The embattled transport secretary has been branded an “international embarrassment” over the row.

Grayling was tracked down on Whitehall on Tuesday morning, a day after Health Secretary Matt Hancock acted as his “human shield” in the Commons.

The health secretary was sent to face a grilling from MPs over the multi-million pound payment to Eurotunnel to settle legal action over ferry contracts.

Grayling appeared to blame the Department of Health for the cost of the settlement and insisted he would carry on in the cabinet until Theresa May decided to sack him.

Chris Grayling says he has no intention of resigning as Transport Secretary after describing a £33 million payout to Eurotunnel as a "sensible" part of contingency planning for a no-deal Brexit scenario https://t.co/Tuz4GvgxhV pic.twitter.com/OhYlukLPOO

— ITV News (@itvnews) March 5, 2019

Grayling told ITV News: “The decision that we took last week was taken by the Department of Health to protect drug supplies to the UK in a no-deal exit, in the same way that these contracts were let in the first place after a discussion and a decision by a cabinet committee because we had to prepare for all eventualities.

“We all want to work for a deal, we are still working for a deal, we don’t want to leave without a deal, but we have to be ready for all eventualities.

“This was a sensible part of contingency planning to make sure that we had all the resource we needed, all the drugs we needed, all the medical supplies we needed for the NHS.

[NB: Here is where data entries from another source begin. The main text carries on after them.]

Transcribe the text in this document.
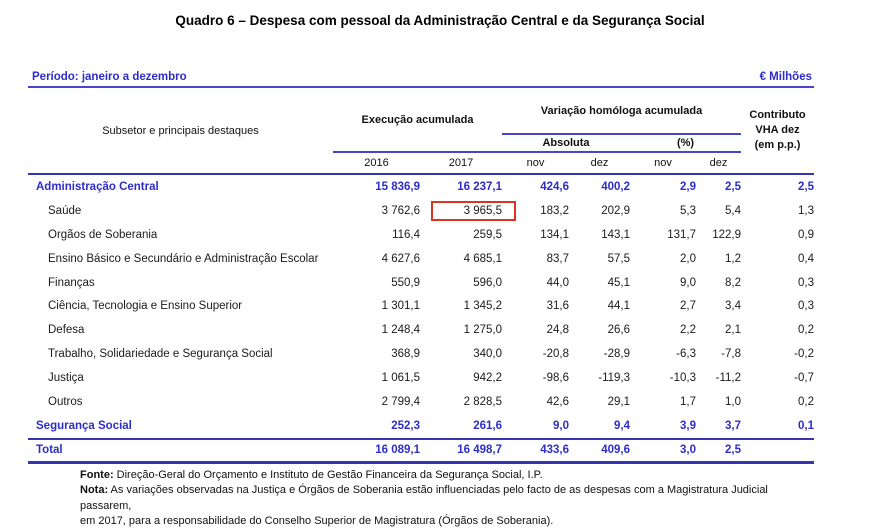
Quadro 6 – Despesa com pessoal da Administração Central e da Segurança Social
Período: janeiro a dezembro	€ Milhões
Subsetor e principais destaques
Execução acumulada
Variação homóloga acumulada
Absoluta	(%)
Contributo
VHA dez
(em p.p.)
2016	2017	nov	dez	nov	dez
Administração Central	15 836,9	16 237,1	424,6	400,2	2,9	2,5	2,5
Saúde	3 762,6	3 965,5	183,2	202,9	5,3	5,4	1,3
Órgãos de Soberania	116,4	259,5	134,1	143,1	131,7	122,9	0,9
Ensino Básico e Secundário e Administração Escolar	4 627,6	4 685,1	83,7	57,5	2,0	1,2	0,4
Finanças	550,9	596,0	44,0	45,1	9,0	8,2	0,3
Ciência, Tecnologia e Ensino Superior	1 301,1	1 345,2	31,6	44,1	2,7	3,4	0,3
Defesa	1 248,4	1 275,0	24,8	26,6	2,2	2,1	0,2
Trabalho, Solidariedade e Segurança Social	368,9	340,0	-20,8	-28,9	-6,3	-7,8	-0,2
Justiça	1 061,5	942,2	-98,6	-119,3	-10,3	-11,2	-0,7
Outros	2 799,4	2 828,5	42,6	29,1	1,7	1,0	0,2
Segurança Social	252,3	261,6	9,0	9,4	3,9	3,7	0,1
Total	16 089,1	16 498,7	433,6	409,6	3,0	2,5
Fonte: Direção-Geral do Orçamento e Instituto de Gestão Financeira da Segurança Social, I.P.
Nota: As variações observadas na Justiça e Órgãos de Soberania estão influenciadas pelo facto de as despesas com a Magistratura Judicial passarem,
em 2017, para a responsabilidade do Conselho Superior de Magistratura (Órgãos de Soberania).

“That’s why the cabinet took the decision it did and that’s why we collectively last week decided however regrettable the Eurotunnel court action was that we had to take a decision to protect the interests of the country in the circumstance of a no-deal Brexit, and that’s the right thing to do.”

He added: “I’ll carry on serving the prime minister as long as she wants me to.”

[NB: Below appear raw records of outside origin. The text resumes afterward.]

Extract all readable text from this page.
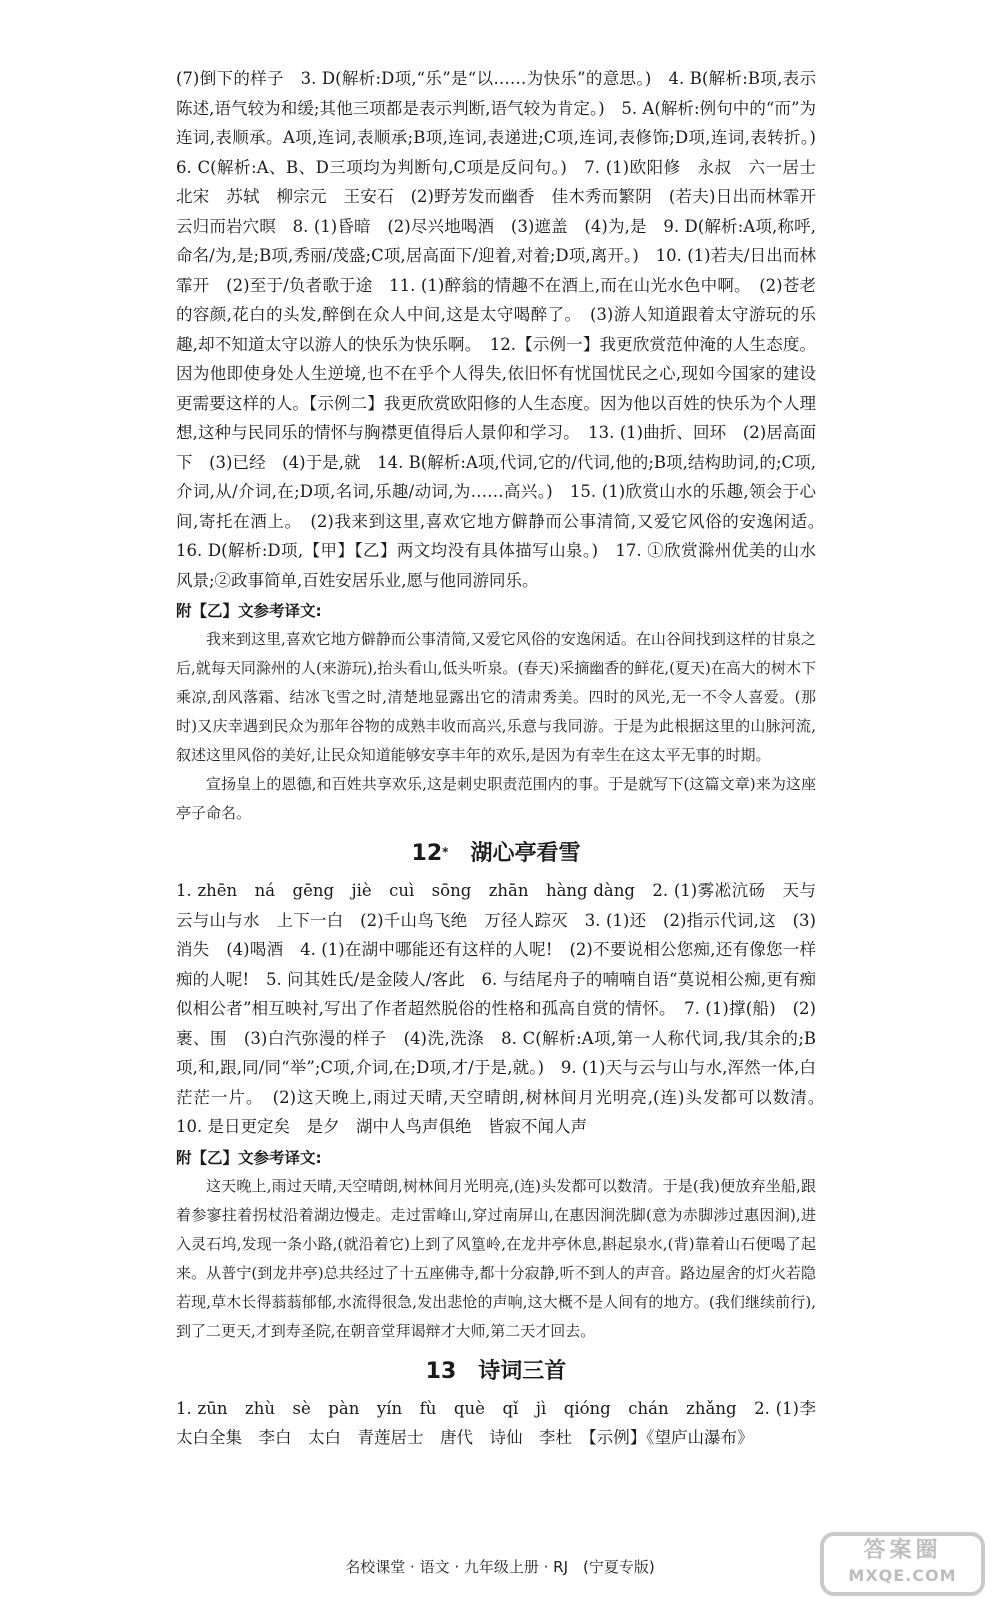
(7)倒下的样子　3. D(解析:D项,“乐”是“以……为快乐”的意思。)　4. B(解析:B项,表示陈述,语气较为和缓;其他三项都是表示判断,语气较为肯定。)　5. A(解析:例句中的“而”为连词,表顺承。A项,连词,表顺承;B项,连词,表递进;C项,连词,表修饰;D项,连词,表转折。)　6. C(解析:A、B、D三项均为判断句,C项是反问句。)　7. (1)欧阳修　永叔　六一居士　北宋　苏轼　柳宗元　王安石　(2)野芳发而幽香　佳木秀而繁阴　(若夫)日出而林霏开　云归而岩穴暝　8. (1)昏暗　(2)尽兴地喝酒　(3)遮盖　(4)为,是　9. D(解析:A项,称呼,命名/为,是;B项,秀丽/茂盛;C项,居高面下/迎着,对着;D项,离开。)　10. (1)若夫/日出而林霏开　(2)至于/负者歌于途　11. (1)醉翁的情趣不在酒上,而在山光水色中啊。　(2)苍老的容颜,花白的头发,醉倒在众人中间,这是太守喝醉了。　(3)游人知道跟着太守游玩的乐趣,却不知道太守以游人的快乐为快乐啊。　12.【示例一】我更欣赏范仲淹的人生态度。因为他即使身处人生逆境,也不在乎个人得失,依旧怀有忧国忧民之心,现如今国家的建设更需要这样的人。【示例二】我更欣赏欧阳修的人生态度。因为他以百姓的快乐为个人理想,这种与民同乐的情怀与胸襟更值得后人景仰和学习。　13. (1)曲折、回环　(2)居高面下　(3)已经　(4)于是,就　14. B(解析:A项,代词,它的/代词,他的;B项,结构助词,的;C项,介词,从/介词,在;D项,名词,乐趣/动词,为……高兴。)　15. (1)欣赏山水的乐趣,领会于心间,寄托在酒上。　(2)我来到这里,喜欢它地方僻静而公事清简,又爱它风俗的安逸闲适。　16. D(解析:D项,【甲】【乙】两文均没有具体描写山泉。)　17. ①欣赏滁州优美的山水风景;②政事简单,百姓安居乐业,愿与他同游同乐。

附【乙】文参考译文:

我来到这里,喜欢它地方僻静而公事清简,又爱它风俗的安逸闲适。在山谷间找到这样的甘泉之后,就每天同滁州的人(来游玩),抬头看山,低头听泉。(春天)采摘幽香的鲜花,(夏天)在高大的树木下乘凉,刮风落霜、结冰飞雪之时,清楚地显露出它的清肃秀美。四时的风光,无一不令人喜爱。(那时)又庆幸遇到民众为那年谷物的成熟丰收而高兴,乐意与我同游。于是为此根据这里的山脉河流,叙述这里风俗的美好,让民众知道能够安享丰年的欢乐,是因为有幸生在这太平无事的时期。

宣扬皇上的恩德,和百姓共享欢乐,这是刺史职责范围内的事。于是就写下(这篇文章)来为这座亭子命名。

12* 湖心亭看雪

1. zhēn　ná　gēng　jiè　cuì　sōng　zhān　hàng dàng　2. (1)雾凇沆砀　天与云与山与水　上下一白　(2)千山鸟飞绝　万径人踪灭　3. (1)还　(2)指示代词,这　(3)消失　(4)喝酒　4. (1)在湖中哪能还有这样的人呢!　(2)不要说相公您痴,还有像您一样痴的人呢!　5. 问其姓氏/是金陵人/客此　6. 与结尾舟子的喃喃自语“莫说相公痴,更有痴似相公者”相互映衬,写出了作者超然脱俗的性格和孤高自赏的情怀。　7. (1)撑(船)　(2)裹、围　(3)白汽弥漫的样子　(4)洗,洗涤　8. C(解析:A项,第一人称代词,我/其余的;B项,和,跟,同/同“举”;C项,介词,在;D项,才/于是,就。)　9. (1)天与云与山与水,浑然一体,白茫茫一片。　(2)这天晚上,雨过天晴,天空晴朗,树林间月光明亮,(连)头发都可以数清。　10. 是日更定矣　是夕　湖中人鸟声俱绝　皆寂不闻人声

附【乙】文参考译文:

这天晚上,雨过天晴,天空晴朗,树林间月光明亮,(连)头发都可以数清。于是(我)便放弃坐船,跟着参寥拄着拐杖沿着湖边慢走。走过雷峰山,穿过南屏山,在惠因涧洗脚(意为赤脚涉过惠因涧),进入灵石坞,发现一条小路,(就沿着它)上到了风篁岭,在龙井亭休息,斟起泉水,(背)靠着山石便喝了起来。从普宁(到龙井亭)总共经过了十五座佛寺,都十分寂静,听不到人的声音。路边屋舍的灯火若隐若现,草木长得蓊蓊郁郁,水流得很急,发出悲怆的声响,这大概不是人间有的地方。(我们继续前行),到了二更天,才到寿圣院,在朝音堂拜谒辩才大师,第二天才回去。

13 诗词三首

1. zūn　zhù　sè　pàn　yín　fù　què　qǐ　jì　qióng　chán　zhǎng　2. (1)李太白全集　李白　太白　青莲居士　唐代　诗仙　李杜　【示例】《望庐山瀑布》

名校课堂 · 语文 · 九年级上册 · RJ　(宁夏专版)
答案圈
MXQE.COM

The prime minister has faced huge pressure to act over her ally’s string of mis-steps, including awarding a £13.8m no-deal Brexit ferry contract to a company with no ships, and his insistence during rail timetable chaos last year that he does not run the railways.

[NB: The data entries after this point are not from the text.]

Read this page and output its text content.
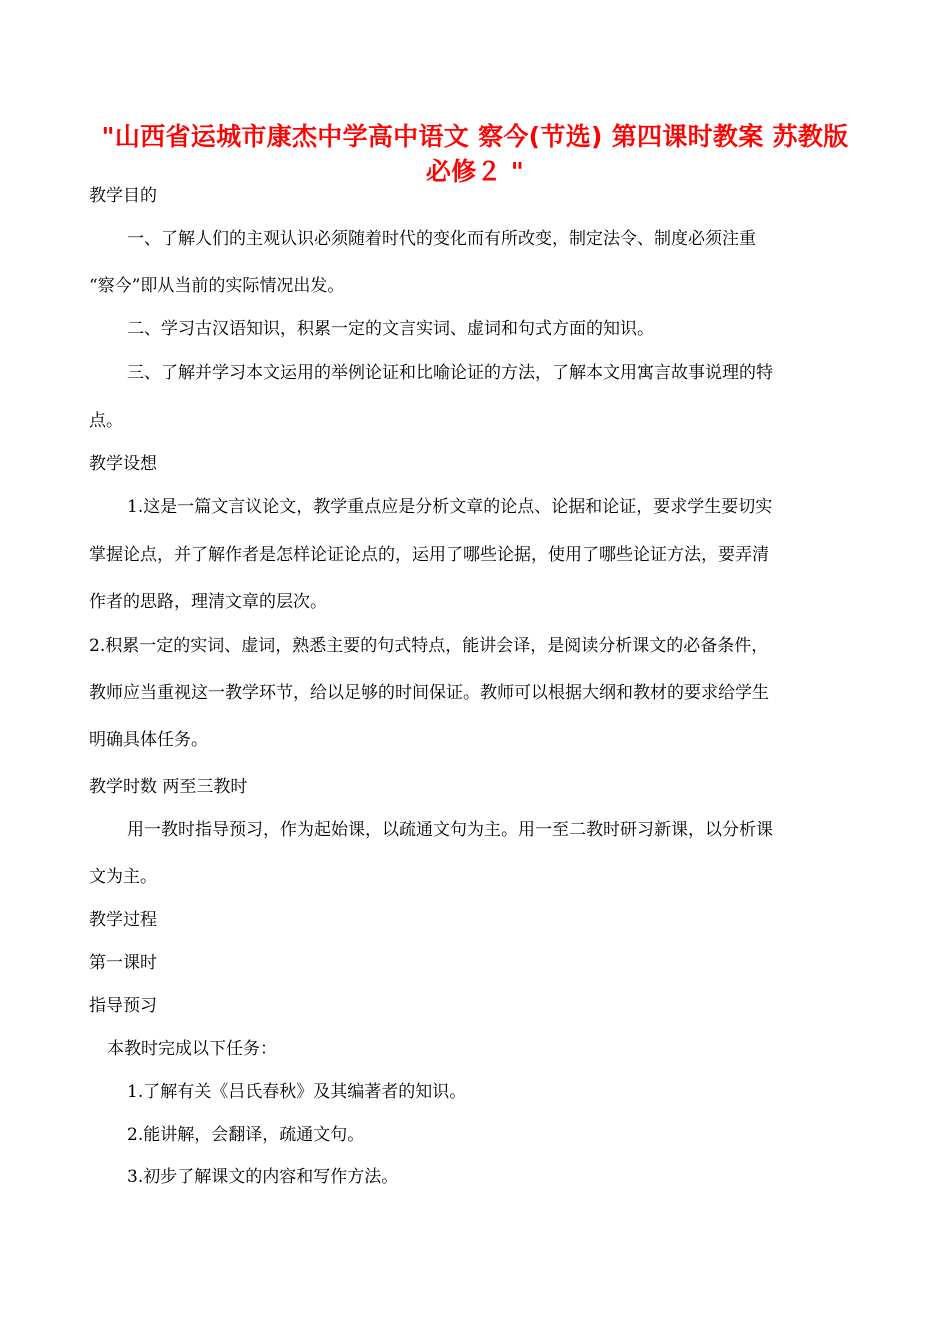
"山西省运城市康杰中学高中语文 察今(节选) 第四课时教案 苏教版
必修２ "
教学目的
一、了解人们的主观认识必须随着时代的变化而有所改变，制定法令、制度必须注重
“察今”即从当前的实际情况出发。
二、学习古汉语知识，积累一定的文言实词、虚词和句式方面的知识。
三、了解并学习本文运用的举例论证和比喻论证的方法，了解本文用寓言故事说理的特
点。
教学设想
1.这是一篇文言议论文，教学重点应是分析文章的论点、论据和论证，要求学生要切实
掌握论点，并了解作者是怎样论证论点的，运用了哪些论据，使用了哪些论证方法，要弄清
作者的思路，理清文章的层次。
2.积累一定的实词、虚词，熟悉主要的句式特点，能讲会译，是阅读分析课文的必备条件，
教师应当重视这一教学环节，给以足够的时间保证。教师可以根据大纲和教材的要求给学生
明确具体任务。
教学时数 两至三教时
用一教时指导预习，作为起始课，以疏通文句为主。用一至二教时研习新课，以分析课
文为主。
教学过程
第一课时
指导预习
本教时完成以下任务：
1.了解有关《吕氏春秋》及其编著者的知识。
2.能讲解，会翻译，疏通文句。
3.初步了解课文的内容和写作方法。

The transport secretary was even pilloried by The New York Times on Monday.

“They call him ‘Failing Grayling’,” the newspaper said on Twitter, sharing the article.

“He has bumbled his way from one government post to another, accused of making a hash of each, and becoming a byword for haplessness in a golden age of political blundering in Britain.”

Yesterday, shadow transport secretary Andy McDonald branded Grayling an “international embarrassment” who should be sacked without delay.

Labour whips meanwhile dubbed Hancock a “human shield” for answering McDonald’s urgent in the Commons while Grayling worked in his department.

The government last week paid out £33m to Eurotunnel, which operates the Channel Tunnel, to settle a legal challenge over the Department for Transport’s decision to award £108m-worth of contracts to Seaborne Freight, DFDS and Brittany Ferries to lay on additional ferry contracts in the case of a no-deal Brexit.